The abortion rate and the number of abortions in the U.S. has fallen 13%, with 1.1 million abortions performed in 2011, according to a new study by the Guttmacher Institute.
Just 16.9 per 1,000 women between the ages of 15 and 44 got an abortion in 2011, the report found.
It’s the lowest rate since 1973, the year the Supreme Court legalized abortion nationwide. Guttmacher has been periodically surveying abortion providers since the 1970s and surveyed four years for the current study, looking at abortion from 2008 to 2011.
The study’s authors say the number of restrictive abortion laws states have implemented in recent years did not lead to the drop in numbers.

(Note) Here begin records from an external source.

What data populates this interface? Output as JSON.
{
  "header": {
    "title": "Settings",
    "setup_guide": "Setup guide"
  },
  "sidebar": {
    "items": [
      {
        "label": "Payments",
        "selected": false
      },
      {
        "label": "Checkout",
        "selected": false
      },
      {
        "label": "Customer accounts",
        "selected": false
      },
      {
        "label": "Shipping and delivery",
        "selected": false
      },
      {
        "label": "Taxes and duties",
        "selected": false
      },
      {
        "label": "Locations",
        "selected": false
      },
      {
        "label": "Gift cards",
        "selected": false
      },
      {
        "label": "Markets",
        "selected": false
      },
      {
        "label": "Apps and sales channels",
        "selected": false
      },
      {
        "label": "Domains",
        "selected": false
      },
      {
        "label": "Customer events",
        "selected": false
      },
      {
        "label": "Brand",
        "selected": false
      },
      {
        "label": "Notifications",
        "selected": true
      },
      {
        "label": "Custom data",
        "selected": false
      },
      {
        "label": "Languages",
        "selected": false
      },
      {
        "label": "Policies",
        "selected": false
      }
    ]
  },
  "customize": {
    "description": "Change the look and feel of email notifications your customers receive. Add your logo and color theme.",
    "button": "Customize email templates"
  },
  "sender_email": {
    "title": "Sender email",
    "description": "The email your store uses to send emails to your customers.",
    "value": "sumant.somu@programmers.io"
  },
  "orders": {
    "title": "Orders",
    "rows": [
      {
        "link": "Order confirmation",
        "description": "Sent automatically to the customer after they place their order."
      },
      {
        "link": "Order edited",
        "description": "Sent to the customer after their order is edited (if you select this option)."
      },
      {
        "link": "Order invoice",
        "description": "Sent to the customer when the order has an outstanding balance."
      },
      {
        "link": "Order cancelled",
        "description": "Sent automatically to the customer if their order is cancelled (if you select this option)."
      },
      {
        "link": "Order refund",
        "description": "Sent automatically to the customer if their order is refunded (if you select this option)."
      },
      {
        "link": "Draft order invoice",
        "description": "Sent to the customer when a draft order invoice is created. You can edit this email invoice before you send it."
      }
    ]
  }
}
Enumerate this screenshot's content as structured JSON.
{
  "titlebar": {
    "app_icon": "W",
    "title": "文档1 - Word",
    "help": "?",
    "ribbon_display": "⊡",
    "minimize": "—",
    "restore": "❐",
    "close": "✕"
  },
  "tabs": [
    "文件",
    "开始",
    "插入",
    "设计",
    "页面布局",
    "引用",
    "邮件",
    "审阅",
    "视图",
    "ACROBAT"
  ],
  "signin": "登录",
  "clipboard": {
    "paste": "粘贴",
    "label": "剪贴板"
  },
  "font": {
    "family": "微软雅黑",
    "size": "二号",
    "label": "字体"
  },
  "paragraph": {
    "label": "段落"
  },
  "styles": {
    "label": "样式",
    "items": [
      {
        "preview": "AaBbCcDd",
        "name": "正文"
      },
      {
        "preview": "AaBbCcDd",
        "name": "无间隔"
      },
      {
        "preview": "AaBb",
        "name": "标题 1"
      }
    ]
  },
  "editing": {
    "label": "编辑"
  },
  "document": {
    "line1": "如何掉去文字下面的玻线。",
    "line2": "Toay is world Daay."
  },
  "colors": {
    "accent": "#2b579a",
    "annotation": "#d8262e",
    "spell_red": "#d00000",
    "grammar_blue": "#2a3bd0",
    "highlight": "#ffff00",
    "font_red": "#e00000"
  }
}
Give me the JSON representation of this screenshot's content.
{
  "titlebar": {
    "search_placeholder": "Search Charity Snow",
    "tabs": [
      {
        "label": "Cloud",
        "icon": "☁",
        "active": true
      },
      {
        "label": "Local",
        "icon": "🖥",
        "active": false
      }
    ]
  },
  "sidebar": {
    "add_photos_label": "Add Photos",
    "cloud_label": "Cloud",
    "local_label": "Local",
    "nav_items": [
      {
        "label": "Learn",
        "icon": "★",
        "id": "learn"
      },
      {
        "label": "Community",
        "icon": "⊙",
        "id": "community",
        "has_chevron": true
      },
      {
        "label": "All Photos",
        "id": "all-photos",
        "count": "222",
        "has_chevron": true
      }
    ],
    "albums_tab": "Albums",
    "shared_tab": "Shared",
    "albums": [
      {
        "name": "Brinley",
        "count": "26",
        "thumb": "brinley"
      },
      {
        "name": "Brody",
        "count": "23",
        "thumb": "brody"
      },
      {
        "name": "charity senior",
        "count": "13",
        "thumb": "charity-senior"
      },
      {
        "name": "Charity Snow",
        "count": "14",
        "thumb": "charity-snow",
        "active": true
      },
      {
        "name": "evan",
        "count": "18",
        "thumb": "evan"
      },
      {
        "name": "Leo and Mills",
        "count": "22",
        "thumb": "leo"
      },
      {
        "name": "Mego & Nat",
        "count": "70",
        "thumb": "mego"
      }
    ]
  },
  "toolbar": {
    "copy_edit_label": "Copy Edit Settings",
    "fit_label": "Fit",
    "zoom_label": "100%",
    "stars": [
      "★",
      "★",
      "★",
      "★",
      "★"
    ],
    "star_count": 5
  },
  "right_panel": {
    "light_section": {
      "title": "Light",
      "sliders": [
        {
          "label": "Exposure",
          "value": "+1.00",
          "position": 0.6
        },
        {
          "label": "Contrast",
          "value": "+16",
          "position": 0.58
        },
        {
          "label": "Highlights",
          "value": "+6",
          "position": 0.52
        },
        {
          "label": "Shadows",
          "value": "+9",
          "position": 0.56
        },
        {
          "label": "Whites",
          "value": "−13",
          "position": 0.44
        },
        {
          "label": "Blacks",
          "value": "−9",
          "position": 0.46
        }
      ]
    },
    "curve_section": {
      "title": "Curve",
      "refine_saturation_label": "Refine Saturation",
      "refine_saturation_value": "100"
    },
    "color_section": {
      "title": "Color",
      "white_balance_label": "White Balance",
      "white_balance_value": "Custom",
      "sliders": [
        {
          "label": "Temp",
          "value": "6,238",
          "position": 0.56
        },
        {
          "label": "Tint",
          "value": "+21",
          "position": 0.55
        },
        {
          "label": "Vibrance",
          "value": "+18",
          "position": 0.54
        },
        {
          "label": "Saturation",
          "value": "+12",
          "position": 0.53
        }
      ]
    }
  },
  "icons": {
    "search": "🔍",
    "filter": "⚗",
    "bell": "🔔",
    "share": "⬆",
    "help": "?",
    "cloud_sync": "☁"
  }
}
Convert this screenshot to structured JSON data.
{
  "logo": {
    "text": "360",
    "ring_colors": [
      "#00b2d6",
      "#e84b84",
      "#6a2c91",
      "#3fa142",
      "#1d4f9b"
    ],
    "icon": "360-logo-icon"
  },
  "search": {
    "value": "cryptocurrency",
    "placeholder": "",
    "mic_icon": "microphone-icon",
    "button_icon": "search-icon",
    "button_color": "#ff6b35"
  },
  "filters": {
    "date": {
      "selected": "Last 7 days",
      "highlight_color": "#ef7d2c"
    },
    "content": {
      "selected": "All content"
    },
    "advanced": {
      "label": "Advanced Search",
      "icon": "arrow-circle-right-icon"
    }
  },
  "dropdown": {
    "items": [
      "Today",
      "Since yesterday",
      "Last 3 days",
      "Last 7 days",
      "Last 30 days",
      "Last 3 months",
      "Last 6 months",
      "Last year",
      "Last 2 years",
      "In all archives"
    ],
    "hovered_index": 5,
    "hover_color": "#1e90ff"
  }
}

"While most of the new laws were enacted in states in the Midwest and the South, abortion incidence declined in all regions," the study said, adding that in states that are more supportive of legal abortion, the rate was also down—or even greater—than the national decline.
The new regulations also did not increase the number of abortions, the report noted.
“Some of the new regulations undoubtedly made it more difficult, and costly, for facilities to continue to provide services and for women to access them,” the study’s authors conceded.
Instead, the study authors posited, the poor state of the economy and the increased access to long-term, prescription contraceptives decreased the abortion rate.
Indeed, the recession and the slow recovery drove the birth rate down by 9%, indicating that more women may have been consciously avoiding pregnancy by using contraceptives.
And contraceptives themselves may be lowering the rate of abortion, due to the availability of highly effective long-term contraceptives like the IUD. During the four years of the study, long-term contraceptive use rose from 4 to 11%.
The study authors did posit that some women may be using off-label drugs to terminate early pregnancies outside of clinics, artificially driving the rate down.
Some anti-abortion activists aren’t cheering on the lowered rate.
Charmaine Yoest, president and CEO of Americans United for Life, derided the report as "an abortion industry propaganda piece short on data and long on strained conclusions.” She particularly noted that the reporting of data is voluntary.